Faktor XI (Plasma-Thromboplastin-Vorgänger) ist ein an der Blutgerinnung beteiligtes Enzym, das durch Faktor XIIa oder durch Thrombin von Faktor XI zu Faktor XIa aktiviert wird. Faktor XIa aktiviert Faktor IX, ist damit ein Teil des intrinsischen Gerinnungswegs und greift weniger zentral in die Gerinnungskaskade ein als die von den DOAK inhibierten Faktoren IIa (Thrombin) oder Xa. Seit Längerem wird angenommen, dass die Beeinflussung des intrinsischen Pfades das Risiko für thromboembolische Ereignisse reduzieren könnte, während gleichzeitig ein intakter extrinsischer Gerinnungsweg dem Organismus die Möglichkeit lässt, auf Gewebeschädigungen adäquat zu reagieren. So weisen Menschen mit angeborenem FXIa-Mangel (Hämophilie C) ein sehr niedriges Risiko für thromboembolische Ereignisse auf, zeigen gleichzeitig jedoch nur ein relativ geringes Risiko für spontane Blutungen. Mittlerweile wurden mehrere Faktor-XIa-Inhibitoren entwickelt und befinden sich in klinischen Studien. Soweit bislang bekannt ist, sind sie sehr sicher.1-4
PACIFIC-Studien: FXIa-Inhibitor Asundexian
Angesichts des hohen Bedarfs an Antikoagulanzien mit einem verbesserten Sicherheitsprofil wurden im Rahmen des ESC mehrere Phase-II-Studien zu verschiedenen FXIa-Inhibitoren in einer eigenen Hotline Session präsentiert. Der Faktor-XIa-Inhibitor Asundexian wird aktuell im Rahmen des PACIFIC-Studienprogramms in mehreren Phase-II-Studien mit jeweils mehr als 1000 Patienten untersucht. Am ESC 2022 wurden die Ergebnisse der Studien PACIFIC-AMI und PACIFIC-STROKE vorgestellt.

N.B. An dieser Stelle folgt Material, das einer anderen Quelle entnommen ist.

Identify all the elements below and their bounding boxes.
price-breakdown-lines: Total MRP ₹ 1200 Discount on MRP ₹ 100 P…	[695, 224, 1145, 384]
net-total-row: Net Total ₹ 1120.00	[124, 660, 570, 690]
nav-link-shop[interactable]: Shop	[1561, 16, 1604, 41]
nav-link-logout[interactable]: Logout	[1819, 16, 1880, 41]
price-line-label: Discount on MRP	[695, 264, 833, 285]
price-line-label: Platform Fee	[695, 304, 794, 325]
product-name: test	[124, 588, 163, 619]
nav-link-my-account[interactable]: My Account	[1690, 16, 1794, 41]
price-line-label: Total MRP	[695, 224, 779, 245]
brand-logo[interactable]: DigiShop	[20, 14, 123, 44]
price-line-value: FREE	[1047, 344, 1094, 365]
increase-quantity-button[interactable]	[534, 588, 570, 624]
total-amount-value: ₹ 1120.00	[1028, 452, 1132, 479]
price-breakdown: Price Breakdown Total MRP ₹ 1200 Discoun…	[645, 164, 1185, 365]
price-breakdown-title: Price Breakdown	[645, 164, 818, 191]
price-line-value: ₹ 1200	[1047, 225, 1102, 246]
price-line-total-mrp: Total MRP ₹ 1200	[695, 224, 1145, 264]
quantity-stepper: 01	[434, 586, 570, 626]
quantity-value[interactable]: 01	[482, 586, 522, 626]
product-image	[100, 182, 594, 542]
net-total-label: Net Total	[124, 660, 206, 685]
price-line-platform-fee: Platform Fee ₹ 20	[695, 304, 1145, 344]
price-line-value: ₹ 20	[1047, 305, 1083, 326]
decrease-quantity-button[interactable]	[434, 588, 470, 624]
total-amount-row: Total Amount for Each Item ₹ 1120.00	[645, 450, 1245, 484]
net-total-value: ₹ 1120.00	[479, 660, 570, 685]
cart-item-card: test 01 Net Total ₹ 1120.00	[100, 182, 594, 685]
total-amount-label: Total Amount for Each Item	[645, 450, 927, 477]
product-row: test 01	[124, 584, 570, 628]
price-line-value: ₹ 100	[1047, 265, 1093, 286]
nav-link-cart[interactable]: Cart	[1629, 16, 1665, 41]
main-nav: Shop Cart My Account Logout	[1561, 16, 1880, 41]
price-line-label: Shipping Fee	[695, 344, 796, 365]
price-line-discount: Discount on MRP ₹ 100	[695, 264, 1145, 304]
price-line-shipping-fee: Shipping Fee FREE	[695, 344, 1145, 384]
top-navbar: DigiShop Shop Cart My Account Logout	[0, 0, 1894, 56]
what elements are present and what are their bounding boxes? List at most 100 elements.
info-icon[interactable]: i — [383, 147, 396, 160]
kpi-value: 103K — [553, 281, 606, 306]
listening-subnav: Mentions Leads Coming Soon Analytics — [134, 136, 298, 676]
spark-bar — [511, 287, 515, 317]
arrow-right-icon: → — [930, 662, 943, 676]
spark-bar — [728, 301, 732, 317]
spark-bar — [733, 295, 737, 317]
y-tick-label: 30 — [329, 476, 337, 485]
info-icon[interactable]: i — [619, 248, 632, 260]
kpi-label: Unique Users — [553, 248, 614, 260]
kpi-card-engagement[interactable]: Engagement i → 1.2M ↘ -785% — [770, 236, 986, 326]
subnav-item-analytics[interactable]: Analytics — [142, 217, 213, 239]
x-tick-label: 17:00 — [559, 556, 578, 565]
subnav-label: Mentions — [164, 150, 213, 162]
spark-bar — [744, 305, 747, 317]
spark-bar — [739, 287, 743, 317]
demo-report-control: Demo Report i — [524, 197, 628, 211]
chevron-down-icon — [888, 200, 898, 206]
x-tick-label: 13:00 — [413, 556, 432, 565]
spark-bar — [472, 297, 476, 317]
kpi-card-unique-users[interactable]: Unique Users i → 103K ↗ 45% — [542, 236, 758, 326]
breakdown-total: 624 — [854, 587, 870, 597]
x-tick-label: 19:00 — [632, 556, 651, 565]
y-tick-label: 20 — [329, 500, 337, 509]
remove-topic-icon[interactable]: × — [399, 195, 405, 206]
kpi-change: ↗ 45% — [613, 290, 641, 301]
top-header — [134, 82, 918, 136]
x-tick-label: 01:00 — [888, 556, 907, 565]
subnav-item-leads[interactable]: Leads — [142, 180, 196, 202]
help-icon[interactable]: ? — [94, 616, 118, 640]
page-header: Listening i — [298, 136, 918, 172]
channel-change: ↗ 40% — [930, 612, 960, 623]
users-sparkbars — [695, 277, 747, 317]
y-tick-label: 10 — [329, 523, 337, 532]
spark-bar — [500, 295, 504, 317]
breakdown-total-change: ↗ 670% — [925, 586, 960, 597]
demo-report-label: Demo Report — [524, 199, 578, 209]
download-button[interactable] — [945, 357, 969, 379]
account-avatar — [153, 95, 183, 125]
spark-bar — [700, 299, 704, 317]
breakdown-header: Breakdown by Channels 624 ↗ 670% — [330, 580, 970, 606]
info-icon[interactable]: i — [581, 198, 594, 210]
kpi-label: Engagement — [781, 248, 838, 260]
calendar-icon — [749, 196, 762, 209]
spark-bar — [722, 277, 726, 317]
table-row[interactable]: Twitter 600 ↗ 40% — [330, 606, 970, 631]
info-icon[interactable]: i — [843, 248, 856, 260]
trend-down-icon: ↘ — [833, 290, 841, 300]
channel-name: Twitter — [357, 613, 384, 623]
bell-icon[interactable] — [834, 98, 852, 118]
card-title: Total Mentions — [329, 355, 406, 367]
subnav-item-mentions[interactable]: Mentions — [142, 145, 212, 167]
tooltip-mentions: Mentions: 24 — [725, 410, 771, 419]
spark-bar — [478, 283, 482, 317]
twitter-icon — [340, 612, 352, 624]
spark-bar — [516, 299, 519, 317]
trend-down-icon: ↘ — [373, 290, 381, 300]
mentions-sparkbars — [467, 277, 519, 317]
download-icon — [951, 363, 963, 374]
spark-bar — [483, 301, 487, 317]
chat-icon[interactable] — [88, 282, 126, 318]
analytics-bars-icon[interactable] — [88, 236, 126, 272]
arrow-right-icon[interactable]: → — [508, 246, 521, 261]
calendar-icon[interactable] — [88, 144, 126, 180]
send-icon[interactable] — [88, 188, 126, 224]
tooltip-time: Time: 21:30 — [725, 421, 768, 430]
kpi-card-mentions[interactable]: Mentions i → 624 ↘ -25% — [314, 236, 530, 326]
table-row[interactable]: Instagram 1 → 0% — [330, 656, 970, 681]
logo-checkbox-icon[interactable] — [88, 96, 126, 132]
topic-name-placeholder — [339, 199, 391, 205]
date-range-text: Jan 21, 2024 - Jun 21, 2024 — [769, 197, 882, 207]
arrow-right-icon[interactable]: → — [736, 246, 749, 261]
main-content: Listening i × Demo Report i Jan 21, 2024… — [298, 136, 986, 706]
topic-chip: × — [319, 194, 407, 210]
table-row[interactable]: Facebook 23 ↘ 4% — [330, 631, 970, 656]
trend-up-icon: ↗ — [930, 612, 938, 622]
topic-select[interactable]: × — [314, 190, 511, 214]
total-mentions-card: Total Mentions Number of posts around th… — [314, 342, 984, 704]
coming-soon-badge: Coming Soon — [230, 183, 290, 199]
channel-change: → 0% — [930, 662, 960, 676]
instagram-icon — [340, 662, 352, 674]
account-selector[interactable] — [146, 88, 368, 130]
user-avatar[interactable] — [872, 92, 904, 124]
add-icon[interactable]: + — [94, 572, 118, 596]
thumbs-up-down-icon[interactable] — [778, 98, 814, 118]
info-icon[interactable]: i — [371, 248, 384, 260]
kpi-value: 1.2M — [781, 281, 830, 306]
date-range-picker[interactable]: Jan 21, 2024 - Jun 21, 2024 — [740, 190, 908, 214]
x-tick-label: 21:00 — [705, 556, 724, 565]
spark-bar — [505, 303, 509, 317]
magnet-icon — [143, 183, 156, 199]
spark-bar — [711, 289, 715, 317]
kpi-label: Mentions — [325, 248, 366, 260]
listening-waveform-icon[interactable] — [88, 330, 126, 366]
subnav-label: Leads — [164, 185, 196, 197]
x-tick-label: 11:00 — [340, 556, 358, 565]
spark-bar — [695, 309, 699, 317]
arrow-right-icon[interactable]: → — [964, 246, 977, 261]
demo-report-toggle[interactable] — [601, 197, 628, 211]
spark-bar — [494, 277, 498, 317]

Sie bestätigen das ausgezeichnete Sicherheitsprofil von Asundexian, lassen hinsichtlich der Wirksamkeit jedoch viele Fragen offen.
So verfehlte die Studie PACIFIC-AMI, die in einem Kollektiv von Patienten nach Myokardinfarkt die duale Antiplättchentherapie plus Asundexian (in unterschiedlichen Dosierungen) mit der dualen Antiplättchentherapie plus Placebo verglich, ihren primären Wirksamkeitsendpunkt. Der kombinierte primäre Endpunkt aus kardiovaskulärem Tod, Myokardinfarkt, Schlaganfall und Stentthrombose trat in allen Verumarmen ähnlich häufig ein wie unter Placebo. Dabei waren Ereignisse im Sinne des primären Endpunkts jedoch insgesamt und in allen Armen sehr selten, was zu weiten Konfidenzintervallen und damit zu geringer statistischer Aussagekraft führte. Die Studie zeigte auch eine hocheffiziente Inhibition von Faktor XIa durch Asundexian. Dabei lag das Blutungsrisiko in keinem der Asundexian-Arme über Placeboniveau. Angesichts der hervorragenden Sicherheitsdaten schlagen die Autoren daher eine Phase-III-Studie mit ausreichender Power für die Detektion der Wirksamkeit vor. Die Präsentation der PACIFIC-AMI-Studie wurde zeitgleich in „Circulation online“ publiziert.5
Unklare Datenlage in der Schlaganfallprävention
Auch die Studie PACIFIC-STROKE, die Asundexian in mehreren Dosierungen in der Sekundärprävention in einem Kollektiv von fast 2000 Patienten nach nichtkardioembolischem Schlaganfall untersuchte, verfehlte ihren primären Endpunkt, den dosisabhängigen Effekt auf die Inzidenz symptomatischer oder klinisch stummer, aber in der Bildgebung nachweisbarer, Schlaganfälle. Innerhalb von sechs Monaten kam es in der Placebogruppe bei 19,1% der Patienten zu Ereignissen im Sinne des primären Endpunktes. In den Verumgruppen waren es 18,9% (Asundexian 10mg), 22% (Asundexian 20mg) und 20,1% (Asundexian 50mg). Mit anderen Worten: Es gibt keine dosisabhängige Reduktion des primären Endpunkts durch Asundexian.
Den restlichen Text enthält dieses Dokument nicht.